Holly Street Redux

Ben Fuller, President of the Greater East San Carlos Neighborhood Association (GESC), recently published a post on NextDoor about the changes the Council made to no parking hours along Holly Street between Old County and the 101. Because NextDoor, by design, isn’t broadly accessible, and the issue may be of interest to most of San Carlos, I’m replying to the post on my blog.

You can view Ben’s post by following this link (I reformatted it to strip out NextDoor clutter and converted it to a PDF). I’m going to focus on the points he made in the section describing the potential legal challenges apparently being considered by the GESC.

There are a number of assertions in the piece which I believe are based on misconceptions. As I wrote about in another blog post about this heavily-used corridor, Holly Street has been categorized as a traffic arterial for many years, through several cycles of general plan updates. That’s significant because each iteration of the general plan — which is essentially the “constitution” for land use in the city — requires an environmental impact report, analyzing specific types of impacts that would be caused by adoption of the general plan. So whatever environmental impact study there would have been for Holly being made an arterial has already taken place (it’s possible the reclassification of Holly predates the California Environmental Quality Act (CEQA). If so, it would have been grandfathered in like many other pre-CEQA changes).

But there’s a more important misconception in play. Regardless of when Holly was classified as an arterial, what the Council did in its most recent action was to change no parking rules. The city attorney’s analysis is that this is a categorically exempt action under CEQA. As such, no environmental impact report is required. In fact, being categorically exempt, the Council doesn’t even have to make a finding that an environmental impact report is not required.

As an aside, I find CEQA often confuses people in two areas. Its scope is specific types of environmental impacts, not just any impact on the world/environment in which people live. That’s not the common interpretation of what “environmental impact” means. Furthermore, CEQA defines what is meant by a “significant impact”…and that definition also does not match how the term is commonly used, where it tends to be a personal assessment.

No need for an analysis means no alternatives need be considered. But the reality is this Council, and prior Councils, have considered many alternatives and found them wanting. I summarized those in my earlier post on this topic. Changing the no parking rules — when added to restriping and coordinating traffic lights — was the least bad and most practical way of avoiding a crisis. As with most changes, it doesn’t effect everyone equally, which is why I, and others, have tasked staff with developing mitigation measures for corridor residents.

Regarding failure to notify the neighborhood, there are several points to keep in mind. The Council’s action was the culmination of much work and many public meetings by staff, the Council and the Traffic & Circulation Commission, which advises the Council on these types of matters. The no parking item was properly noticed, and the City, at my suggestion, took the additional step of mailing the affected Holly Street residents. From what I’ve heard, not everyone received the mailing. But judging by the massive turnout at our July 14th Council meeting I’d say the fact that we were considering changing the no parking rules was widely known. It’s hard to square this fact pattern with an attempt to push the change through secretly.

It’s true staff is moving forward with implementing the change to the no parking rules, the traffic signals and the restriping. But it’s hardly nefarious. It’s what staff is supposed to do when the Council makes a decision and gives them instructions. If they failed to do so they would be derelict in their duty and subject to censure or dismissal.

Lastly, Ben asserts that changing no parking hours will significantly degrade public safety for corridor residents. That’s a serious charge. But we already have experience with what the impact might be, because the corridor has operated for years as a four lane road for parts of every workday. Our police chief, when I asked him, was not aware of any unusual level of pedestrian/vehicular accidents in the corridor. What I did hear, from corridor residents at the July 14th meeting, was that many have had their cars hit when parked on Holly, or when entering or exiting their driveways. Extending the no parking hours will reduce the risk of parked cars being hit, and I’m confident we can find a way to reduce the risk of accidents when entering or exiting private driveways (e.g., by widening the driveway aprons for residents).

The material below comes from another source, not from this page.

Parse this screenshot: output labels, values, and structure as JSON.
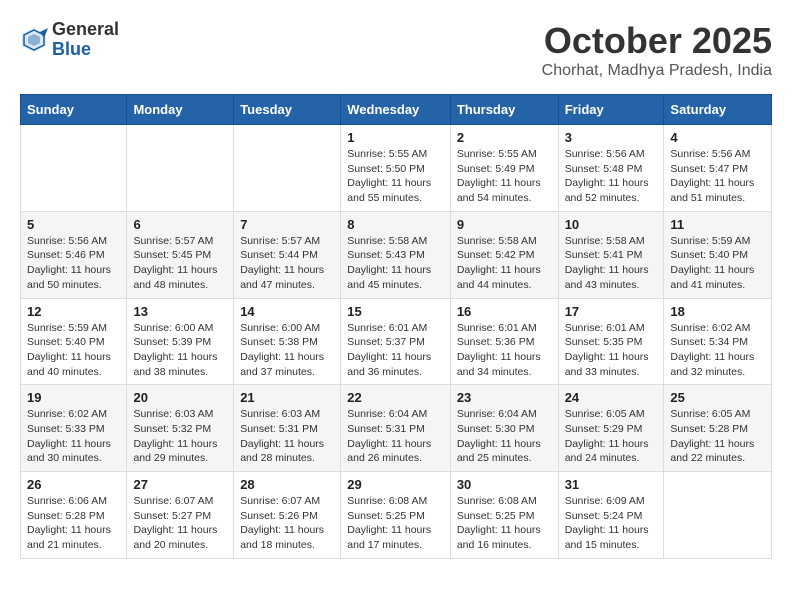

The east side, or any resident for that matter, always has the opportunity to challenge a Council decision in court. Nothing I write here, or elsewhere, is meant to imply that’s not the case. But the point of making decisions is to take action, not wait around waiting to see if someone chooses to challenge a decision and is successful. That’s particularly true in this case where, I believe, the law is quite clear, and was being followed.

For a more learned analysis of whether or not the City complied with the public disclosure law aka the Brown Act, check out the City Attorney’s response to a demand letter submitted by an attorney living in the corridor. The demand letter itself is here, and the City Attorney’s response is here.